Cuando me dejaron solo, volví a enfrentarme con mi nueva imagen e hice balance de los últimos meses.
Mi brillante pero inesperada huida de Praga me forzó a cambiar de planes. En vez de viajar en vuelo directo desde Berlín a Caracas, tuve que realizar un periplo que hubiera puesto los pelos de punta al mismísimo Ulises. Me vi obligado a cruzar aquel maldito bosque a pie hasta llegar al lado polaco evitando carreteras y poblaciones, alimentándome de comida enlatada, pasando calor por el día y frío por la noche. Fueron cuatro jornadas que pusieron a prueba mi resistencia y, sobre todo, mi pundonor. Anduve en dirección norte, pero sin alejarme demasiado de la frontera con Alemania, país en el que me siento como en casa. Sabía que debería cruzarla en cualquier momento, por lo que siempre llevaba un juego de documentación completa de esta nacionalidad. No me quedó más remedio que arriesgarme cuando el agua se terminó. Aparecí en Lesna[45] el 7 de agosto, donde permanecí durante dos días hasta que me vi con fuerzas renovadas para reemprender la marcha. Llegué a Görlitz, la ciudad más oriental de Alemania, en el estado de Sajonia, dentro de la piel de un autoestopista aventurero. Allí pasé tres semanas desapercibido entre sus casi sesenta mil habitantes, tiempo que empleé en recomponer mi espíritu. En la cercana Dresden, cogí un vuelo interno que me llevó a Frankfurt y, once horas más tarde, otro hasta París, desde donde cruzaría el Atlántico hasta la capital de Venezuela. El 3 de septiembre, me alojé en el hotel President y, al día siguiente, empecé con las consultas previas para completar mi particular metamorfosis. Superar todas esas dificultades hizo que me reafirmara en mis convicciones. Estaba hecho de un material especial, distinto al resto: madera noble.
En aquella clínica, no tenía muchas otras alternativas para combatir el aburrimiento además de la lectura, la música y el control de mis cuentas de Twitter. Hacía unos días que había superado los 650 000 followers y, dado el crecimiento exponencial de cada uno de los perfiles, consideraba más que posible alcanzar el millón de seguidores antes de finalizar el año. Cansado de navegar, resolví ponerme los auriculares y continuar con la sesión de Van Morrison de la que estaba disfrutando antes de que me interrumpieran el insigne doctor Di Cecilia y su obsesiva fragancia de Calvin Klein. Con una guitarra acústica y una leve percusión a ritmo de blues, arrancaba Into the Mystic.

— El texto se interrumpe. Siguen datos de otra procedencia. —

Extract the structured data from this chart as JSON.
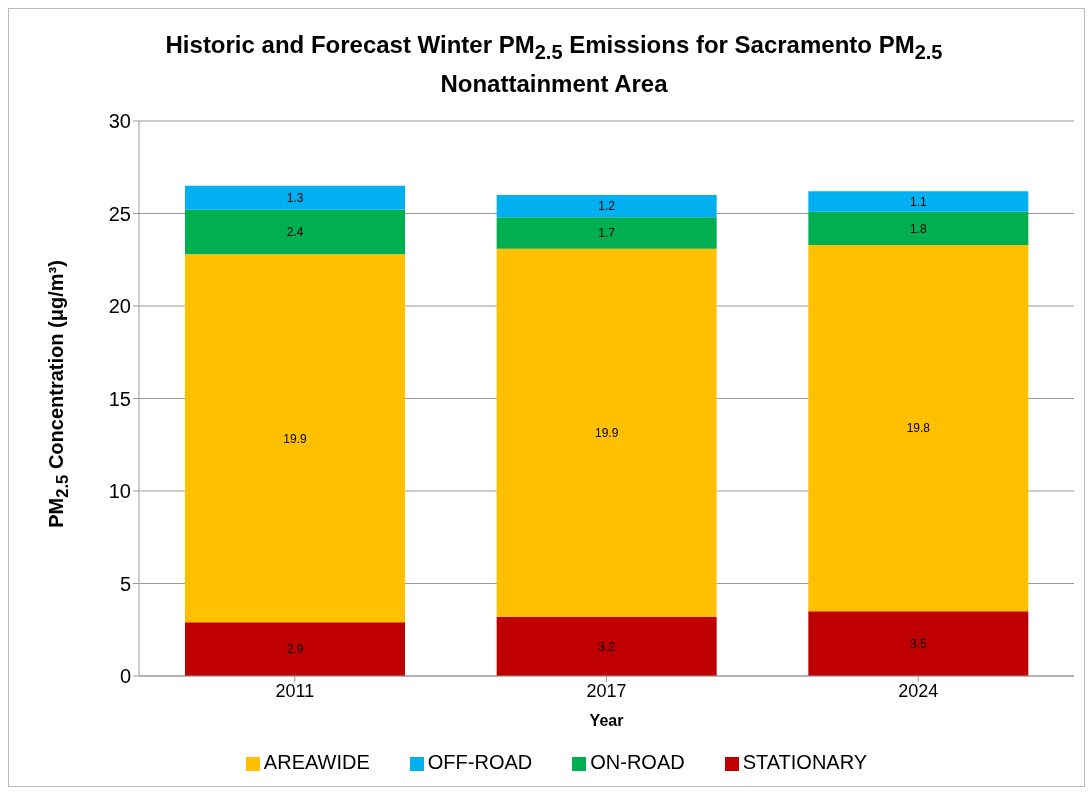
{
  "chart_data": {
    "type": "bar",
    "title": "Historic and Forecast Winter PM$_{2.5}$ Emissions for Sacramento PM$_{2.5}$ Nonattainment Area",
    "xlabel": "Year",
    "ylabel": "PM$_{2.5}$ Concentration (μg/m³)",
    "categories": [
      "2011",
      "2017",
      "2024"
    ],
    "stacked": true,
    "data_labels": true,
    "series": [
      {
        "name": "STATIONARY",
        "color": "#c00000",
        "values": [
          2.9,
          3.2,
          3.5
        ]
      },
      {
        "name": "AREAWIDE",
        "color": "#ffc000",
        "values": [
          19.9,
          19.9,
          19.8
        ]
      },
      {
        "name": "ON-ROAD",
        "color": "#00b050",
        "values": [
          2.4,
          1.7,
          1.8
        ]
      },
      {
        "name": "OFF-ROAD",
        "color": "#00b0f0",
        "values": [
          1.3,
          1.2,
          1.1
        ]
      }
    ],
    "ylim": [
      0,
      30
    ],
    "yticks": [
      0,
      5,
      10,
      15,
      20,
      25,
      30
    ],
    "grid": "y",
    "legend": "bottom"
  }
}
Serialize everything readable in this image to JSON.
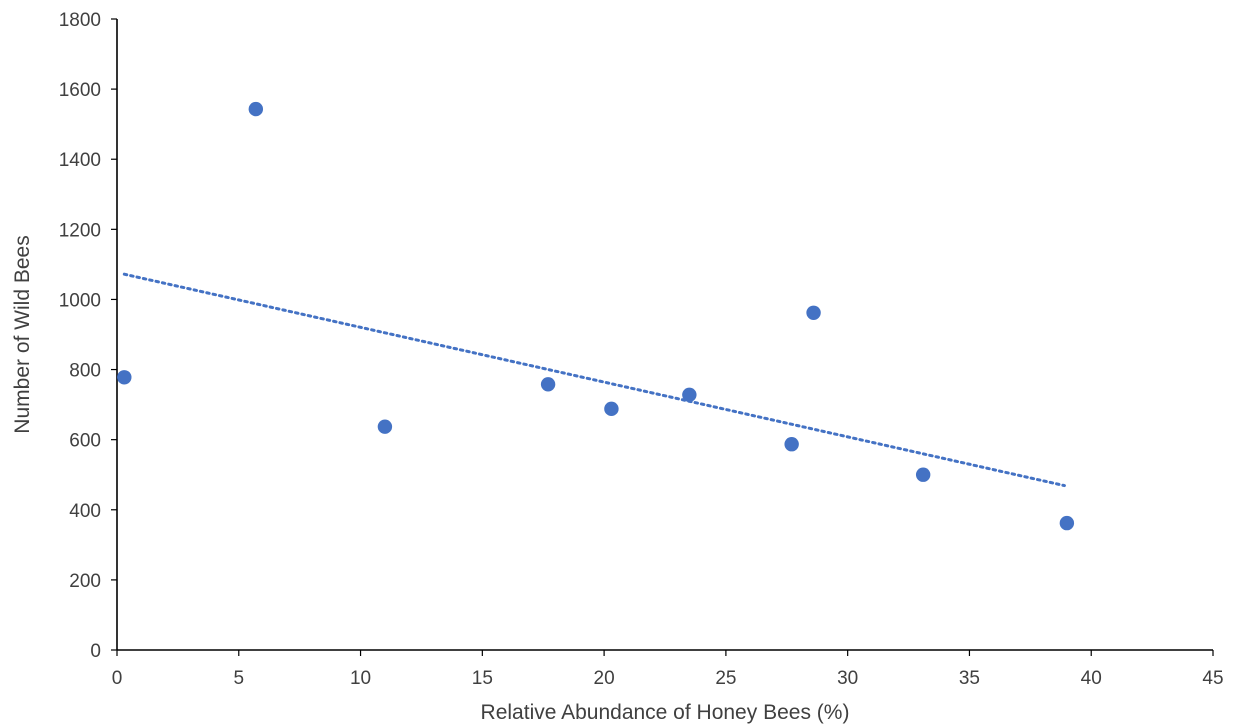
{
  "chart_data": {
    "type": "scatter",
    "xlabel": "Relative Abundance of Honey Bees (%)",
    "ylabel": "Number of Wild Bees",
    "xlim": [
      0,
      45
    ],
    "ylim": [
      0,
      1800
    ],
    "xticks": [
      0,
      5,
      10,
      15,
      20,
      25,
      30,
      35,
      40,
      45
    ],
    "yticks": [
      0,
      200,
      400,
      600,
      800,
      1000,
      1200,
      1400,
      1600,
      1800
    ],
    "grid": false,
    "legend": "none",
    "series": [
      {
        "x": [
          0.3,
          5.7,
          11.0,
          17.7,
          20.3,
          23.5,
          27.7,
          28.6,
          33.1,
          39.0
        ],
        "y": [
          778,
          1543,
          637,
          758,
          688,
          728,
          587,
          962,
          500,
          362
        ]
      }
    ],
    "trendline": {
      "type": "linear",
      "style": "dotted",
      "x_range": [
        0.3,
        38.9
      ],
      "y_start": 1072,
      "y_end": 469
    },
    "colors": {
      "points": "#4472C4",
      "trendline": "#4472C4",
      "axis": "#000000",
      "text": "#404040"
    }
  }
}
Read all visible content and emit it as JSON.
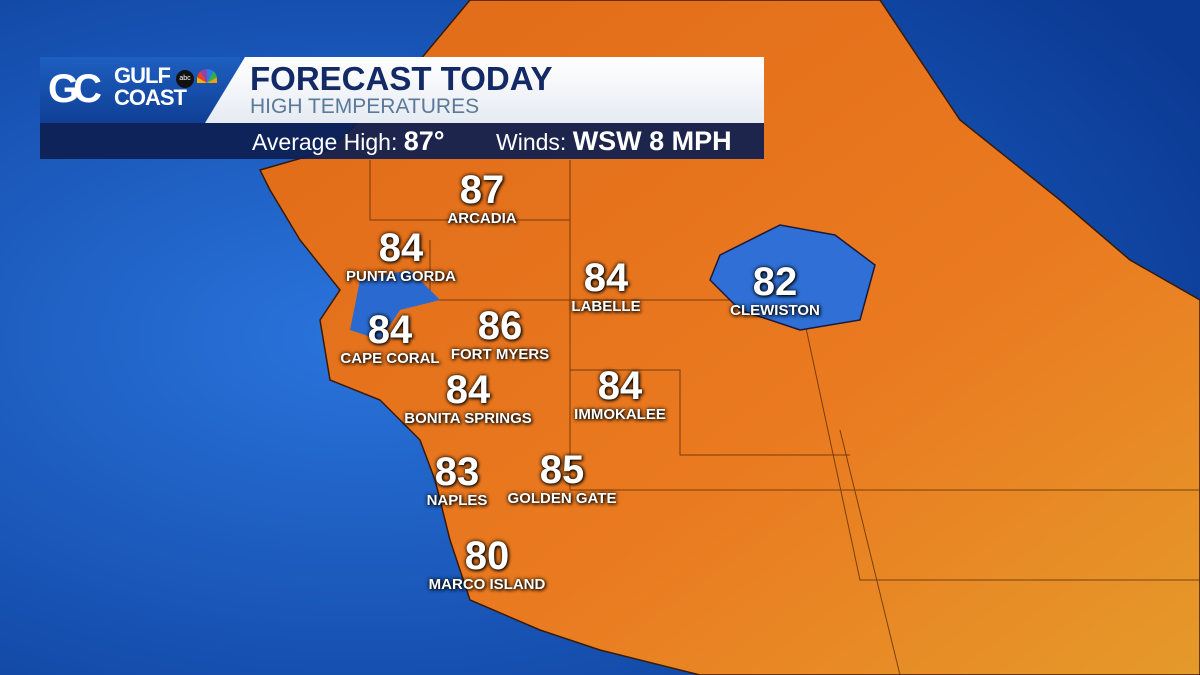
{
  "header": {
    "brand_line1": "GULF",
    "brand_line2": "COAST",
    "logo_mark": "GC",
    "title": "FORECAST TODAY",
    "subtitle": "HIGH TEMPERATURES",
    "average_high_label": "Average High:",
    "average_high_value": "87°",
    "winds_label": "Winds:",
    "winds_value": "WSW 8 MPH"
  },
  "colors": {
    "land": "#e8731c",
    "water": "#1b5fc8",
    "lake": "#2f6fd6",
    "banner_navy": "#132a66"
  },
  "cities": [
    {
      "name": "ARCADIA",
      "temp": "87"
    },
    {
      "name": "PUNTA GORDA",
      "temp": "84"
    },
    {
      "name": "LABELLE",
      "temp": "84"
    },
    {
      "name": "CLEWISTON",
      "temp": "82"
    },
    {
      "name": "CAPE CORAL",
      "temp": "84"
    },
    {
      "name": "FORT MYERS",
      "temp": "86"
    },
    {
      "name": "BONITA SPRINGS",
      "temp": "84"
    },
    {
      "name": "IMMOKALEE",
      "temp": "84"
    },
    {
      "name": "NAPLES",
      "temp": "83"
    },
    {
      "name": "GOLDEN GATE",
      "temp": "85"
    },
    {
      "name": "MARCO ISLAND",
      "temp": "80"
    }
  ]
}
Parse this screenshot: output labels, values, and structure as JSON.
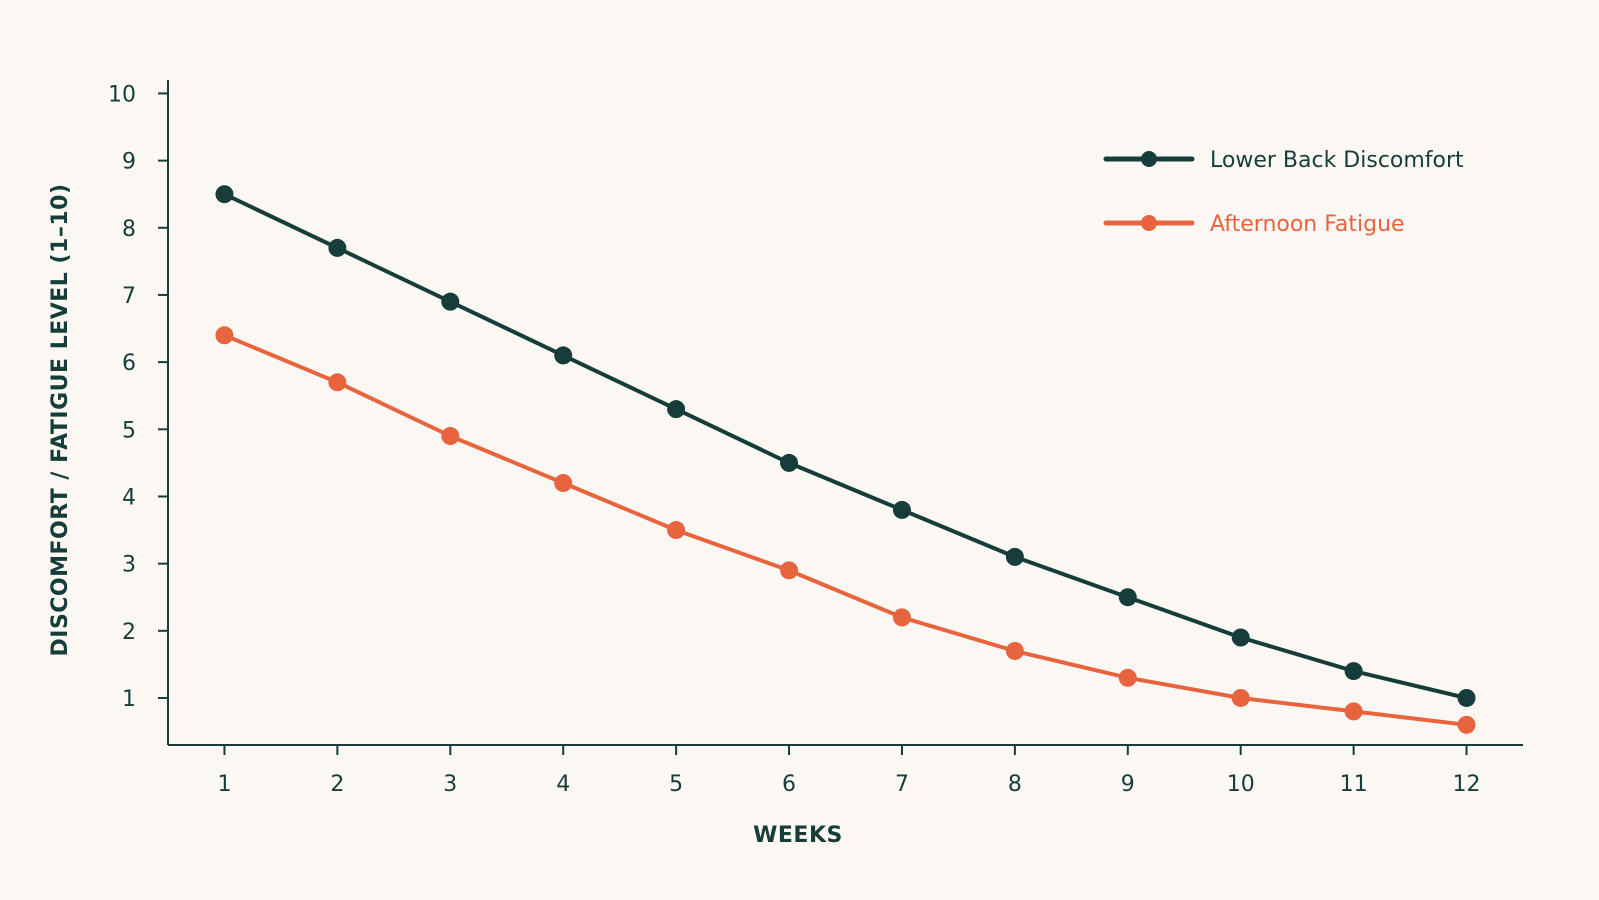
{
  "chart_data": {
    "type": "line",
    "x": [
      1,
      2,
      3,
      4,
      5,
      6,
      7,
      8,
      9,
      10,
      11,
      12
    ],
    "xlabel": "WEEKS",
    "ylabel": "DISCOMFORT / FATIGUE LEVEL (1–10)",
    "xlim": [
      0.5,
      12.5
    ],
    "ylim": [
      0.3,
      10.2
    ],
    "yticks": [
      1,
      2,
      3,
      4,
      5,
      6,
      7,
      8,
      9,
      10
    ],
    "grid": false,
    "legend_position": "top-right",
    "series": [
      {
        "name": "Lower Back Discomfort",
        "color": "#163d3a",
        "values": [
          8.5,
          7.7,
          6.9,
          6.1,
          5.3,
          4.5,
          3.8,
          3.1,
          2.5,
          1.9,
          1.4,
          1.0
        ]
      },
      {
        "name": "Afternoon Fatigue",
        "color": "#e8643e",
        "values": [
          6.4,
          5.7,
          4.9,
          4.2,
          3.5,
          2.9,
          2.2,
          1.7,
          1.3,
          1.0,
          0.8,
          0.6
        ]
      }
    ]
  }
}
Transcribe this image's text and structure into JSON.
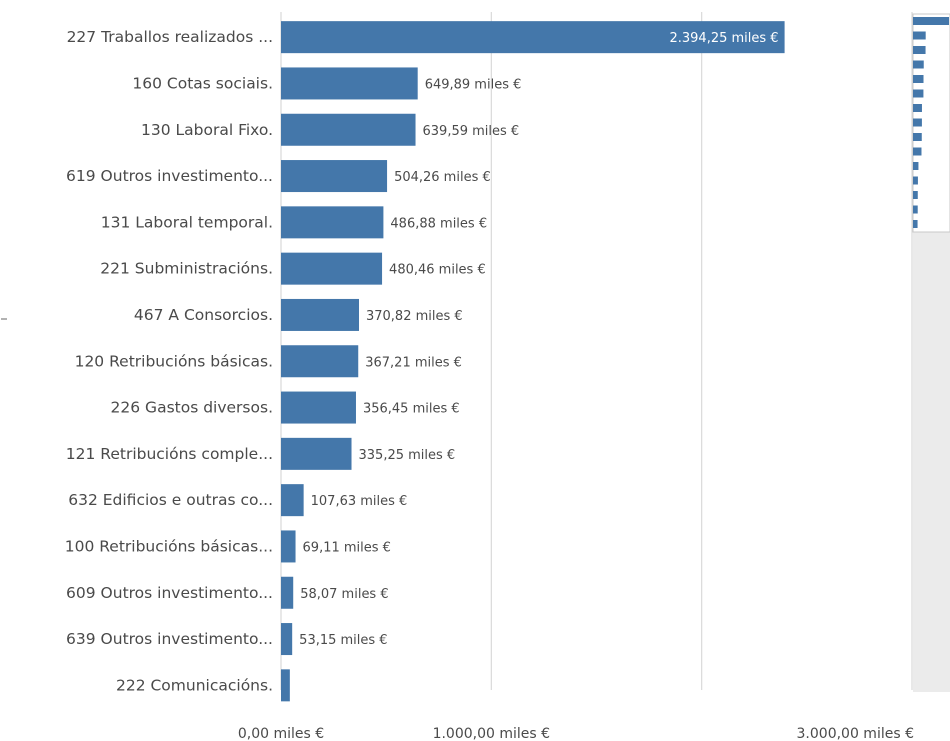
{
  "chart_data": {
    "type": "bar",
    "orientation": "horizontal",
    "categories": [
      "227 Traballos realizados ...",
      "160 Cotas sociais.",
      "130 Laboral Fixo.",
      "619 Outros investimento...",
      "131 Laboral temporal.",
      "221 Subministracións.",
      "467 A Consorcios.",
      "120 Retribucións básicas.",
      "226 Gastos diversos.",
      "121 Retribucións comple...",
      "632 Edificios e outras co...",
      "100 Retribucións básicas...",
      "609 Outros investimento...",
      "639 Outros investimento...",
      "222 Comunicacións."
    ],
    "values": [
      2394.25,
      649.89,
      639.59,
      504.26,
      486.88,
      480.46,
      370.82,
      367.21,
      356.45,
      335.25,
      107.63,
      69.11,
      58.07,
      53.15,
      42
    ],
    "value_labels": [
      "2.394,25 miles €",
      "649,89 miles €",
      "639,59 miles €",
      "504,26 miles €",
      "486,88 miles €",
      "480,46 miles €",
      "370,82 miles €",
      "367,21 miles €",
      "356,45 miles €",
      "335,25 miles €",
      "107,63 miles €",
      "69,11 miles €",
      "58,07 miles €",
      "53,15 miles €",
      ""
    ],
    "x_ticks": [
      {
        "value": 0,
        "label": "0,00 miles €"
      },
      {
        "value": 1000,
        "label": "1.000,00 miles €"
      },
      {
        "value": 2000,
        "label": ""
      },
      {
        "value": 3000,
        "label": "3.000,00 miles €"
      }
    ],
    "xlim": [
      0,
      3000
    ],
    "grid": true,
    "bar_color": "#4477aa",
    "title": "",
    "xlabel": "",
    "ylabel": ""
  },
  "minimap": {
    "bar_values": [
      2394.25,
      649.89,
      639.59,
      504.26,
      486.88,
      480.46,
      370.82,
      367.21,
      356.45,
      335.25,
      107.63,
      69.11,
      58.07,
      53.15,
      42
    ],
    "bar_color": "#4477aa",
    "panel_color": "#ebebeb"
  }
}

We were born before the wind.
Also younger than the sun.
Ere the Bonnie boat was won as we sailed into the mystic.
Hark, now hear the sailors cry.
Smell the sea and feel the sky.
Let your soul and spirit fly into the mystic.
And when that fog horn blows, I will be coming home.
And when that fog horn blows, I want to hear it.
I don’t have to fear it!
I want to rock your gypsy soul.
Just like way back in the days of old.
Then, magnificently, we will float into the mystic.
Tras el prodigioso sonido del saxo, me zambullí en la segunda parte de Fausto, que estaba leyendo en alemán.
Sonreí de pura felicidad.
Comisaría de distrito
Barrio de las Delicias (Valladolid)
17 de octubre de 2011, a las 09:29
Entró en las dependencias policiales con paso decidido. Sancho había dormido a pierna suelta y apenas tenía resaca a pesar de que había bebido bastante la noche anterior.
Desde que regresó a Valladolid, el inspector había eludido con originales evasivas las declaradas intenciones de Áxel Botello y Álvaro Peteira de sacarle de juerga. Pero nada pudo hacer la última noche para evitar la planificada invasión de su territorio doméstico. La operación dio comienzo a las ocho, cuando el enemigo completó una excelente maniobra de aproximación con la que consiguió apostarse a la puerta de su casa del barrio de Parquesol. Contaban con buenas piezas de artillería que apuntaban directamente a su salón: una botella de Jameson, otra de Beefeater y doce latas frías de Mahou. Ante tal demostración de fuerza, apenas hubo resistencia. Así, tras cruzar la frontera, el invasor tomó posiciones en el sofá sin moverse de él más que para avituallarse en la cocina y recargar sus baterías con más munición en forma de cubitos de hielo.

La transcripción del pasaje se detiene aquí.